Bilinguals more adept in picking up foreign language

May 20th, 2009 - 2:24 pm ICT by IANS  

Washington, May 20 (IANS) Bilingual people are more adept in picking up a foreign language than their monolingual counterparts, according to the latest research.
Their bilingual advantage persists even when the new language they study is completely different from the languages they already know.

And what is more, new research even indicates that onset of Alzheimer’s in bilinguals is, on the average, delayed by four years, as compared to monolinguals.

“It’s often assumed that individuals who’ve learned multiple languages simply have a natural aptitude for learning languages,” said Viorica Marian, associate professor of communication sciences and disorders at Northwestern University (NU).

“While that is true in some cases, our research shows that the experience of becoming bilingual itself makes learning a new language easier,” said Marian.

Researchers asked three groups of native English speakers, English-Mandarin bilinguals, English-Spanish bilinguals and monolinguals, to master words in an invented language that bore no relationship to English, Spanish or Mandarin.

They found that the bilingual participants - whether English-Mandarin or English-Spanish speakers - mastered nearly twice the number of words as the monolinguals.

And they believe the bilingual advantage is likely to generalise beyond word learning to other kinds of language learning, including learning new words in one’s own language and a very basic ability to maintain verbal information.

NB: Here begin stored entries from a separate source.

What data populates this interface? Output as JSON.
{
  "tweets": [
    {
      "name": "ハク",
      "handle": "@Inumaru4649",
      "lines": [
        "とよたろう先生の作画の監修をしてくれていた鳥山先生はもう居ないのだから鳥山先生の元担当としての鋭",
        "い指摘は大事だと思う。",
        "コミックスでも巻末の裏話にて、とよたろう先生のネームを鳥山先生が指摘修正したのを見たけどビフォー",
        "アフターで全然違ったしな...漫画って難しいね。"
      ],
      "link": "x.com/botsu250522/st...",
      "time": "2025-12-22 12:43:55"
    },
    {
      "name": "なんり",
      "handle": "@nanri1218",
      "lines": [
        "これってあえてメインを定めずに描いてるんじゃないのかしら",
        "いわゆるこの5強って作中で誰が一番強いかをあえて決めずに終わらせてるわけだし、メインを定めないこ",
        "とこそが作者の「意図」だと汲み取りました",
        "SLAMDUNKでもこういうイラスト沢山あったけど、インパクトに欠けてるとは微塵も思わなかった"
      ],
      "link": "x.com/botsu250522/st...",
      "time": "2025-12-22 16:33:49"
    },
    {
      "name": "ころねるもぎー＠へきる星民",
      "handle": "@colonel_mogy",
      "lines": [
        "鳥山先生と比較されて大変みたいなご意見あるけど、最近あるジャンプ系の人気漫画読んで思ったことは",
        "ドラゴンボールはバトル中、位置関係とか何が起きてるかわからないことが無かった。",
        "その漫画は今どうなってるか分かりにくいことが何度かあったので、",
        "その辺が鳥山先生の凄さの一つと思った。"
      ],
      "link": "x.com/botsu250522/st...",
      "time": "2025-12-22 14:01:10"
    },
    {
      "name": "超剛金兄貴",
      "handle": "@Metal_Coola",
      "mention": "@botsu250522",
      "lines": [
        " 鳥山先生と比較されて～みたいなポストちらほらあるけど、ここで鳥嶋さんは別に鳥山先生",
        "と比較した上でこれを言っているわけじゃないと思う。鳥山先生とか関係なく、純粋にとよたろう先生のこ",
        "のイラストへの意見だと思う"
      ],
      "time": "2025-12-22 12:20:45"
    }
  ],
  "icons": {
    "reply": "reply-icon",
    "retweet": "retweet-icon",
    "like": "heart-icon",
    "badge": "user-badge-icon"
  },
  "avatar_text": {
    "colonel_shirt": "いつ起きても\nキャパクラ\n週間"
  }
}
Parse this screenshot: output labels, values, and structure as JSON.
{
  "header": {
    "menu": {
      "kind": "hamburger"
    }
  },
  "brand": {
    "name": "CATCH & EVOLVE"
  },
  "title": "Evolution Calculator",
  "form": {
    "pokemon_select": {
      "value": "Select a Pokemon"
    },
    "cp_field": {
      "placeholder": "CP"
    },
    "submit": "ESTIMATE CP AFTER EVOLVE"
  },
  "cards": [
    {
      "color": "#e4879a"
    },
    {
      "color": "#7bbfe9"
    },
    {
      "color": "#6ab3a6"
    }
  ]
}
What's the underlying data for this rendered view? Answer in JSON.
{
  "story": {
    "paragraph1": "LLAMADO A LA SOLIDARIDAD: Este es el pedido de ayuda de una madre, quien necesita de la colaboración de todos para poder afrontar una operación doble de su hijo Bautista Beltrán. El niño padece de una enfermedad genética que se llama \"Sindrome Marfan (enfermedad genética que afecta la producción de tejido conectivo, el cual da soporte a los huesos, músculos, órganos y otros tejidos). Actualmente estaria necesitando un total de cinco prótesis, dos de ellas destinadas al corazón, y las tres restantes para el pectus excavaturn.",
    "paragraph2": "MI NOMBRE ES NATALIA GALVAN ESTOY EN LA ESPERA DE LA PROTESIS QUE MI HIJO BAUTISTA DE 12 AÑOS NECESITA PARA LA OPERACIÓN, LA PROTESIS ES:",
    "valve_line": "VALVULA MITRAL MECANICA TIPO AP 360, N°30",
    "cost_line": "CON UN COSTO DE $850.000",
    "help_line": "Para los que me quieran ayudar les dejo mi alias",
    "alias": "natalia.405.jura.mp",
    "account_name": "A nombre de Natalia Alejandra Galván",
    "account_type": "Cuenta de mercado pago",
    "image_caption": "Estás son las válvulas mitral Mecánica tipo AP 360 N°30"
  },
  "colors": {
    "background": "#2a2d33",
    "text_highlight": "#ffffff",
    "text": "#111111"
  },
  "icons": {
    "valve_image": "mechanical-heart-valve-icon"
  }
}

“After learning another language, individuals can transfer language learning strategies they’ve acquired to subsequent language learning and become better language learners in general,” said Marian.

Marian and Margarita Kaushanskaya, now assistant professor of communicative disorders at University of Wisconsin-Madison, co-authored “The Bilingual Advantage in Novel World Learning”.

What’s more, the majority of the world’s population outside the US is bilingual or multilingual, Marian noted. Sixty Northwestern students in early twenties participated in the study, said a NU release.

Their study is slated for publication in the August issue of Psychonomic Bulletin and Review.